Using similar techniques for
identifying and mitigating information security risks, security teams
can help address a variety of threats that span information security,
physical corporate security, compliance, revenue generation, and
marketing. By continuously monitoring social media for malicious
activity, security and marketing teams can identify profiles advertising
pirated content or counterfeit goods, thus saving the organization
potentially millions in lost revenue. This is a perfect opportunity for
security teams to go beyond locking down assets and hardening walls by
empowering other departments to do their jobs more safely and
effectively. Moreover, the financial benefit is immediately tangible and
quantifiable.
- Organizations leak data and provide reconnaissance intel to attackers
For an attacker, social media sites
are an excellent tool to perform reconnaissance on a target
organization. For example, LinkedIn encourages its users to post about
their job roles and responsibilities to network with their colleagues
across the globe, however this information can be dangerous in nefarious
hands. An attacker may learn which employees have access to critical
systems or who has financial signing authority based on role
descriptions, enabling them to craft a more precise attack. Similarly,
if a network engineer posts that they are certified for a certain
firewalls, that can give attackers the information needed to determine
that there is a high probability that their target organization uses
said product.
Personal information can also be
readily weaponized by an attacker during a social engineering campaign.

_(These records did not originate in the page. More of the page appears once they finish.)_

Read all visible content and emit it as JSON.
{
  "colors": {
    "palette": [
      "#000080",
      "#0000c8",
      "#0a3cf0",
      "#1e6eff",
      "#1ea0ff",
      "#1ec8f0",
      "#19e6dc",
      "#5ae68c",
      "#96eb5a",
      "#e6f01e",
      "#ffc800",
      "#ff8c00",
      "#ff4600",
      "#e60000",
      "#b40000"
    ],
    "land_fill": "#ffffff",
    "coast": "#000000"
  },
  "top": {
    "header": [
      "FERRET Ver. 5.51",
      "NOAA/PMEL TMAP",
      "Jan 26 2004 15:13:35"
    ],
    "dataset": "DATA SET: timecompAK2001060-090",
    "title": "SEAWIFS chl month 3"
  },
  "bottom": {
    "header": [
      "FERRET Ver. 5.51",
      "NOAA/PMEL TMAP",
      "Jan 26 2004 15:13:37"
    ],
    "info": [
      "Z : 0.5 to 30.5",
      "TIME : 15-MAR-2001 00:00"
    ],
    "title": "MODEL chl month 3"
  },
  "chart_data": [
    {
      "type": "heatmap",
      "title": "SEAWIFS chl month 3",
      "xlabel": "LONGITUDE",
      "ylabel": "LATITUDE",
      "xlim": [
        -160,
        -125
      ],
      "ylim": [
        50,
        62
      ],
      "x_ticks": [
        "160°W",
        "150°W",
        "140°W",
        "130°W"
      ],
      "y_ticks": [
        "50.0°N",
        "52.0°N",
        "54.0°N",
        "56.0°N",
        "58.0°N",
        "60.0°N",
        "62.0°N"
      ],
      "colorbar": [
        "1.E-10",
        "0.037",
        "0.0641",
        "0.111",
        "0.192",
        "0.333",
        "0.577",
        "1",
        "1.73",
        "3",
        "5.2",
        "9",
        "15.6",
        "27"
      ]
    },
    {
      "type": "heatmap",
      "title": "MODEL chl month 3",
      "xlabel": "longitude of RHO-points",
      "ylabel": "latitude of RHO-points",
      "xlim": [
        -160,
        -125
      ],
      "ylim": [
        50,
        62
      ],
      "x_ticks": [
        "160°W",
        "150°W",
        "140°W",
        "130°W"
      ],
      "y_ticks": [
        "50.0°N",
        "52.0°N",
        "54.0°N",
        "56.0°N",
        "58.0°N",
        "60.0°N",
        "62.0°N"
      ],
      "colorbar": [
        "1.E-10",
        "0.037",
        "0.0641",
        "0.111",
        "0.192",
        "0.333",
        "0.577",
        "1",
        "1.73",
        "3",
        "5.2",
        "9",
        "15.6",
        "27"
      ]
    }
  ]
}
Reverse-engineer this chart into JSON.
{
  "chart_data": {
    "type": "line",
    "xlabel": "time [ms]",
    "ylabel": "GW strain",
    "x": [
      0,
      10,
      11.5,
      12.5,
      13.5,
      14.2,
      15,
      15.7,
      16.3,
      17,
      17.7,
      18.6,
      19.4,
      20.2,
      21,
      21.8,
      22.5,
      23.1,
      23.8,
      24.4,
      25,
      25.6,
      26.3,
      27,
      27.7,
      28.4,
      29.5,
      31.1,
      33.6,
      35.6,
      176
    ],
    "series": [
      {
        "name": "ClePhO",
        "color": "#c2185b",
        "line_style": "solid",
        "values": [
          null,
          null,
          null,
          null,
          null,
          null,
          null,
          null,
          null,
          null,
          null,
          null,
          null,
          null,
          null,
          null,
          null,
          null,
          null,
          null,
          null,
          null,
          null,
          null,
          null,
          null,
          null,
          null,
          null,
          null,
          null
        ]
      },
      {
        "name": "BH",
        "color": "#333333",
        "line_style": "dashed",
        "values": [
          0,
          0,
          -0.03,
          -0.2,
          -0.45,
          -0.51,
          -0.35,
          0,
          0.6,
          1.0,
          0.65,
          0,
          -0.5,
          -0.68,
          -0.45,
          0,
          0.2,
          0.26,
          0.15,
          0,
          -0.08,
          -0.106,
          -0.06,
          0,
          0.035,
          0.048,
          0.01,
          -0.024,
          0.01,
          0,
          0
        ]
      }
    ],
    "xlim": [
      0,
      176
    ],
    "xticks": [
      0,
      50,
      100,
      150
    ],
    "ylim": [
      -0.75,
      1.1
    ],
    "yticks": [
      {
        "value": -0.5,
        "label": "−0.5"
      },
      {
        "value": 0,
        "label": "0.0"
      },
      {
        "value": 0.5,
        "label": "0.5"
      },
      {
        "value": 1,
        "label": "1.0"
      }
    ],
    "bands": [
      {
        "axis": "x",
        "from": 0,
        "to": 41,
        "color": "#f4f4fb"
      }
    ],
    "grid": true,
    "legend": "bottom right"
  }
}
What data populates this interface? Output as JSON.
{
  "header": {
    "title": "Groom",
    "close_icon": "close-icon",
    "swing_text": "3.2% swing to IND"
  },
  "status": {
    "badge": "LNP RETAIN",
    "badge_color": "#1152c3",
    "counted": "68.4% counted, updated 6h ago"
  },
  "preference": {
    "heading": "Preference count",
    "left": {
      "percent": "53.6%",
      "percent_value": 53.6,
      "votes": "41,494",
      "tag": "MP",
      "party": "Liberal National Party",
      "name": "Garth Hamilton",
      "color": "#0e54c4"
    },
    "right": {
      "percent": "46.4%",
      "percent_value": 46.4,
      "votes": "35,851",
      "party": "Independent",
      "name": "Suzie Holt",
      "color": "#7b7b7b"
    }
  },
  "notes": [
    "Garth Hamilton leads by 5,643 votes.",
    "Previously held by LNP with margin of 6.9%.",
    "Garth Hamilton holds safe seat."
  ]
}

The more information an attacker can glean about the victim’s family,
hobbies, home address and personal connections, the better they can
craft a unique spearphishing message.
Social media challenges must be solved collaboratively
Social media is an inevitable
constant for conducting business in the modern world. As marketers,
recruiters, salespeople, and advertisers continuously expand their
presence, security teams must work alongside them to ensure it is done
safely and securely. To address social media risks, security teams must
work closely with several other departments. Other departments all are
faced by risks on social media, and security teams are now tasked with
remediating risk while enabling secure usage of social networking
channels. Most importantly, security teams must lead this initiative.